Arguments Over iPhone Expectations
06 JULY 2022 - J.P. Morgan analyst Samik Chatterjee has lowered his expectations for Apple, though not his target and rating. Apple 3.0 ran part of a note he wrote late last week. Right now, he seems to think everything’s fine. A year from now, everything will be fine. But that middle bit - that’s an interesting place/time with a few voices in the mix. “…beyond the near quarter,” reads part of his note:
…the headwinds drive us to lower our revenue and earnings forecasts modestly, led by lower volume expectations (iPhone 14 expected to be modestly below iPhone 13) and escalating FX headwinds.
14 Fewer Than 13?
It’s that iPhone 14 demand issue that’s raising a few voices. Late last week, 9 to 5 Mac ran a highlight of a DigiTimes report that said Apple was cutting iPhone 14 orders by 10%. Not a surprise #InThisEconomy, except the issue isn’t demand. Rather, the piece says, the problem is components. According to 9 to 5 Mac:
The issue began when Apple’s supplier TSMC had three major customers adjust their orders, worsening the semiconductor situation. With the ongoing shortages, these customers couldn’t continue with business as usual.
Disbelieving of the DigiTimes story is TF International analyst Ming-Chi Kuo. Following word of the order reduction, the analyst spoke up with a series of Twitter posts. The way he sees it, Apple is unlikely to adjust iPhone orders this far out. The company tends to let the phones out first, in his estimation, only then gauging the “actual market demand/feedback.” In a separate Twitter post, the analyst wrote:
If a supply chain issue causes a significant change in the shipment plan of the new iPhones before mass production, Apple usually postpones the orders instead of cutting them.

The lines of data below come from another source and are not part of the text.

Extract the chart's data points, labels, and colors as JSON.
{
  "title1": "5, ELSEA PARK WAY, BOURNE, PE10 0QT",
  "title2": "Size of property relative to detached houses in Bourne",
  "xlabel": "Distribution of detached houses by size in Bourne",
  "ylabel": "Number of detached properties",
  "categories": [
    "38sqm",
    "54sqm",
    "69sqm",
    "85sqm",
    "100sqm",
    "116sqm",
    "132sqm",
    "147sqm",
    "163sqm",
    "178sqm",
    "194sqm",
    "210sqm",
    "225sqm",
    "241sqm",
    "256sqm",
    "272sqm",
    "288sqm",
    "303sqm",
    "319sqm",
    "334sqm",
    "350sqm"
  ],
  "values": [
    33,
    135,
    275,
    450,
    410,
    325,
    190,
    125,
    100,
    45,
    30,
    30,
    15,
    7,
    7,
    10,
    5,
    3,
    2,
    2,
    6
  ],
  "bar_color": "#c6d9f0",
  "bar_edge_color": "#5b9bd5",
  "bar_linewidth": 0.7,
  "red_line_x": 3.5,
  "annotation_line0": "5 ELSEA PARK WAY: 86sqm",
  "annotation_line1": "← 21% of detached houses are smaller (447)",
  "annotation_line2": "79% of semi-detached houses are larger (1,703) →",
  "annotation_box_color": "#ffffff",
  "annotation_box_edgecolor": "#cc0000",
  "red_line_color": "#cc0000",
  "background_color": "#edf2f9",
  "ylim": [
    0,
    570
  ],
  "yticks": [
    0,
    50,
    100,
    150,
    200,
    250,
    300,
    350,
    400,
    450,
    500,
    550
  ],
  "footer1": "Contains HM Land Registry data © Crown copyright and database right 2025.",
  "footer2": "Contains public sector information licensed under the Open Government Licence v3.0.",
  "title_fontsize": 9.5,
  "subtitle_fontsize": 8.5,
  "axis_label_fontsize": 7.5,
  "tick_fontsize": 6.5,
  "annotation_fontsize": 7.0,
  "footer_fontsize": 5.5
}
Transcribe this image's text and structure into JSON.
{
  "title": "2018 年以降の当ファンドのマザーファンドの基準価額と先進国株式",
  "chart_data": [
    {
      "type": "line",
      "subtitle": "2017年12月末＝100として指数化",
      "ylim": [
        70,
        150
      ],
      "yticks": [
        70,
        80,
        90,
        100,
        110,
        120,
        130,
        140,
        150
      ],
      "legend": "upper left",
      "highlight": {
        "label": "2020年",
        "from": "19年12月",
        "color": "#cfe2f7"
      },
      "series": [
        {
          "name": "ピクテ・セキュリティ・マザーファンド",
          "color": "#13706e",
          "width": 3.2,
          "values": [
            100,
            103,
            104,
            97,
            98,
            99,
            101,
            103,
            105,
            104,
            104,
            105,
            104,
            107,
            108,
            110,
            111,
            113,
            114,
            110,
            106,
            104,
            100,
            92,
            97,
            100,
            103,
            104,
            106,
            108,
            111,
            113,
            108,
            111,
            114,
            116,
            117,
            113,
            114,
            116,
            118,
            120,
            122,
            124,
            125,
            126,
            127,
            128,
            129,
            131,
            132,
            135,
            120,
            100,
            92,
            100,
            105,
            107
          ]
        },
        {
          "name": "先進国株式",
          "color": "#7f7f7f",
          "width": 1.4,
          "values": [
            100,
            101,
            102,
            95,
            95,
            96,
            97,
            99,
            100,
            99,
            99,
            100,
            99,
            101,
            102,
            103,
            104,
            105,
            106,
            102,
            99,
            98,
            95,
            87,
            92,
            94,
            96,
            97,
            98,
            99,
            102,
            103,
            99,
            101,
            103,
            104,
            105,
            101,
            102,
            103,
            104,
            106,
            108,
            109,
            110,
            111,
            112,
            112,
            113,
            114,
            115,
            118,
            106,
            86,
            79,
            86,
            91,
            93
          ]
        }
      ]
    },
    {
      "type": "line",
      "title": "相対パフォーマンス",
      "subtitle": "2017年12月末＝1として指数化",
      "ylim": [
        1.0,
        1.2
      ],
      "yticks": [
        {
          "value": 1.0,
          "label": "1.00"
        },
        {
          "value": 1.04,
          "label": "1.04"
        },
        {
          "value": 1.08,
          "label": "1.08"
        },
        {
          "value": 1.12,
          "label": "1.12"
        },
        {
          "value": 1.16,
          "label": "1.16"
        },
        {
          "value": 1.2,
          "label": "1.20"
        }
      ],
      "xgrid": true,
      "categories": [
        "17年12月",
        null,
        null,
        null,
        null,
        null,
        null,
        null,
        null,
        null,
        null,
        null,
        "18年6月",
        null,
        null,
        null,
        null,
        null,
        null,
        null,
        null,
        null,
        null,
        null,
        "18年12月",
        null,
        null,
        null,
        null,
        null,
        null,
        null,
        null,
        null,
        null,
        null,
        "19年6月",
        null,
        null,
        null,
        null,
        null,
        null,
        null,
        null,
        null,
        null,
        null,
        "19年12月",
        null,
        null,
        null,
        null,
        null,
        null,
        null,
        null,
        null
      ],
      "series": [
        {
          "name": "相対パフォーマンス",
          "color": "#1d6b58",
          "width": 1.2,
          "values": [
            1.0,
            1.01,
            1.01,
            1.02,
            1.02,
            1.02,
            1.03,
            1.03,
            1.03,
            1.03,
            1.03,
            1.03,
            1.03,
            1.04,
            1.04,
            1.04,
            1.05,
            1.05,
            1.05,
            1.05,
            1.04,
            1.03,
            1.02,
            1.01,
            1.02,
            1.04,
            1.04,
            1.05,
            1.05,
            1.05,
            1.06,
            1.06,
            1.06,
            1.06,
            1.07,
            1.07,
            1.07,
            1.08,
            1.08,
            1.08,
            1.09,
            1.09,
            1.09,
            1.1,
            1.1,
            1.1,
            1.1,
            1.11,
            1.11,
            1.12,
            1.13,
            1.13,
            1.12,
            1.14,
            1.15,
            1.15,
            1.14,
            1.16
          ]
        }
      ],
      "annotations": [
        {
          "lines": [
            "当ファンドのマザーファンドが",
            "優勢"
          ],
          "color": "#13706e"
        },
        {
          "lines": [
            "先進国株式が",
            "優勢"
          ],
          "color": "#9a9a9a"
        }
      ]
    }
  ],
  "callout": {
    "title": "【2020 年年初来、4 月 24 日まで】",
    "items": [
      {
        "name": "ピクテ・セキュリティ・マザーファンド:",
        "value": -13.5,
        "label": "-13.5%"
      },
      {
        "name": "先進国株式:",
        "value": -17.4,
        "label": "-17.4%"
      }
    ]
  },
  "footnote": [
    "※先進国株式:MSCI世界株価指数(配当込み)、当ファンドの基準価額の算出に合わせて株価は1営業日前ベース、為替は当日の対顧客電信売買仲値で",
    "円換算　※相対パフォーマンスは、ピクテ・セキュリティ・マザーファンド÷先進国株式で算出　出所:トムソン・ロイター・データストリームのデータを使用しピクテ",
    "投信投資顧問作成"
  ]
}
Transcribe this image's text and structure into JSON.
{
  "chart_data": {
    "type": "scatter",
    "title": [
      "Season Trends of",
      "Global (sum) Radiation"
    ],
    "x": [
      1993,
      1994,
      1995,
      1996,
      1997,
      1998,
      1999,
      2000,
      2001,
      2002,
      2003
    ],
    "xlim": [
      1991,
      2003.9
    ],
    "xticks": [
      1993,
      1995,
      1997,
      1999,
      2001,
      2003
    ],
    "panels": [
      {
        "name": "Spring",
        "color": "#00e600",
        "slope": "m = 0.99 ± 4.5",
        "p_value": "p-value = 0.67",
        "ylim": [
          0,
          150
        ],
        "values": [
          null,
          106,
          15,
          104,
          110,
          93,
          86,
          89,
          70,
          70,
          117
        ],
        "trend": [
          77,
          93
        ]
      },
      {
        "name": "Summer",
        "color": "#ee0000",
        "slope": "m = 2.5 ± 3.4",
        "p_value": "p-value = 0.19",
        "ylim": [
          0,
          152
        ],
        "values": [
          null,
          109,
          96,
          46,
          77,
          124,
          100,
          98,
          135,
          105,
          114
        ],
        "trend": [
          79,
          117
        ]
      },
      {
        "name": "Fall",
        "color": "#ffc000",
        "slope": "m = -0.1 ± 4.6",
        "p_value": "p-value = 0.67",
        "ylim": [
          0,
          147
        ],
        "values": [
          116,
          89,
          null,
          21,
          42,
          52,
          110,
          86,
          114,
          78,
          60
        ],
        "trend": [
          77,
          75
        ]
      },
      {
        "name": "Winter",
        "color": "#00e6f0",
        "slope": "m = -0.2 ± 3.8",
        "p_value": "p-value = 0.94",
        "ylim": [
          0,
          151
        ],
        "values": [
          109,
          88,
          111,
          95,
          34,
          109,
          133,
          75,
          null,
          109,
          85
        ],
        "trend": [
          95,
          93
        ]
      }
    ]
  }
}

All of that said, he sticking with the same numbers he posted last week: components enough for 100-million iPhones with expectations that the people who put them together will put together 90-million iPhone 14s by the end of this year.
Back to the Future
Getting over the hump that is the near term, while Chatterjee doesn’t seem excited about the overall economy through the next several quarters, he’s not worried about Apple. While he seems to hint at a hardware slowdown through Apple’s fiscal year 2024 thanks to “a slower macro,” Apple shares will be fine thanks to Apple’s ability to raise prices when necessary and its ability to buy back shares.
Mr. Chatterjee has an “Overweight” rating on Apple shares. His price target on the shares is $200.